Um comunicado divulgado pelo governo nesta segunda-feira acusa os americanos de estarem promovendo uma campanha de desinformação com o objetivo de forçar mudanças no regime em Pyongyang.
A afirmação refere-se a reportagens publicadas pela imprensa americana segundo as quais cerca de 130 generais norte-coreanos haviam desertado e se refugiado na China nos últimos anos.
"Ao contrário do que os Estados Unidos alegam, nem um botão do uniforme de um general norte-coreano, muito menos mais de uma centena de generais, jamais foram encontrados do outro lado da fronteira", disse um porta-voz do Ministério das Relações Exteriores.
Retratos
O comunicado também nega que fotografias do líder coreano Kim Jong-il estariam sendo retiradas de locais públicos.

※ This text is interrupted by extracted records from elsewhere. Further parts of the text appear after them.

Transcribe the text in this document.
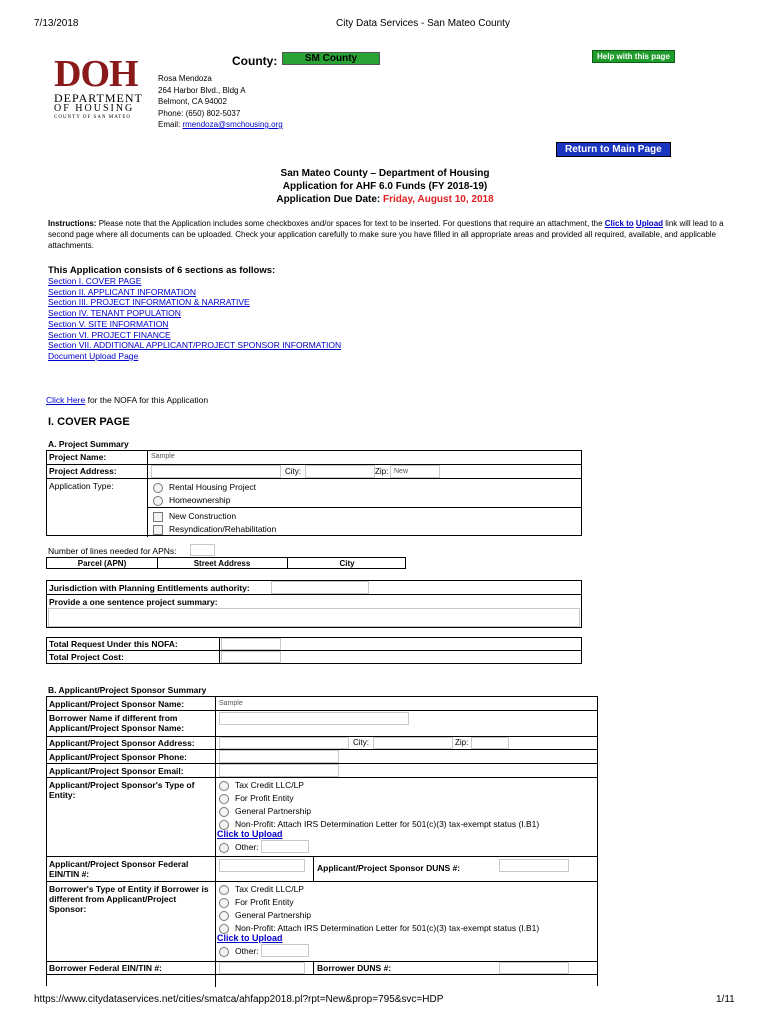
7/13/2018	City Data Services - San Mateo County
DOH
DEPARTMENT
OF HOUSING
COUNTY OF SAN MATEO
County:	SM County	Help with this page
Rosa Mendoza
264 Harbor Blvd., Bldg A
Belmont, CA 94002
Phone: (650) 802-5037
Email: rmendoza@smchousing.org
Return to Main Page
San Mateo County – Department of Housing
Application for AHF 6.0 Funds (FY 2018-19)
Application Due Date: Friday, August 10, 2018
Instructions: Please note that the Application includes some checkboxes and/or spaces for text to be inserted. For questions that require an attachment, the Click to Upload link will lead to a second page where all documents can be uploaded. Check your application carefully to make sure you have filled in all appropriate areas and provided all required, available, and applicable attachments.
This Application consists of 6 sections as follows:
Section I. COVER PAGE
Section II. APPLICANT INFORMATION
Section III. PROJECT INFORMATION & NARRATIVE
Section IV. TENANT POPULATION
Section V. SITE INFORMATION
Section VI. PROJECT FINANCE
Section VII. ADDITIONAL APPLICANT/PROJECT SPONSOR INFORMATION
Document Upload Page
Click Here for the NOFA for this Application
I. COVER PAGE
A. Project Summary
Project Name:	Sample
Project Address:	City:	Zip: New
Application Type:	Rental Housing Project
Homeownership
New Construction
Resyndication/Rehabilitation
Number of lines needed for APNs:
Parcel (APN)	Street Address	City
Jurisdiction with Planning Entitlements authority:
Provide a one sentence project summary:
Total Request Under this NOFA:
Total Project Cost:
B. Applicant/Project Sponsor Summary
Applicant/Project Sponsor Name:	Sample
Borrower Name if different from Applicant/Project Sponsor Name:
Applicant/Project Sponsor Address:	City:	Zip:
Applicant/Project Sponsor Phone:
Applicant/Project Sponsor Email:
Applicant/Project Sponsor's Type of Entity:
Tax Credit LLC/LP
For Profit Entity
General Partnership
Non-Profit: Attach IRS Determination Letter for 501(c)(3) tax-exempt status (I.B1)
Click to Upload
Other:
Applicant/Project Sponsor Federal EIN/TIN #:
Applicant/Project Sponsor DUNS #:
Borrower's Type of Entity if Borrower is different from Applicant/Project Sponsor:
Tax Credit LLC/LP
For Profit Entity
General Partnership
Non-Profit: Attach IRS Determination Letter for 501(c)(3) tax-exempt status (I.B1)
Click to Upload
Other:
Borrower Federal EIN/TIN #:	Borrower DUNS #:
https://www.citydataservices.net/cities/smatca/ahfapp2018.pl?rpt=New&prop=795&svc=HDP	1/11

"A propaganda falsa e a operação psicológica com o objetivo de difamar a Coréia do Norte e provocar uma mudança de regime ultrapassou o limite de tolerância", diz o comunicado, que diz que o governo está "firme como uma rocha".
Um correspondente da BBC na região disse que recentemente aumentaram os rumores de instabilidade política na Coréia do Norte.
Desde a eleição presidencial nos Estados Unidos, conservadores americanos passaram a discutir mais abertamente a necessidade de mudanças no regime da Coréia do Norte.
Os conservadores alegam que os abusos contra os direitos humanos estão aumentando no país e que o país estaria aumentando o seu arsenal nuclear.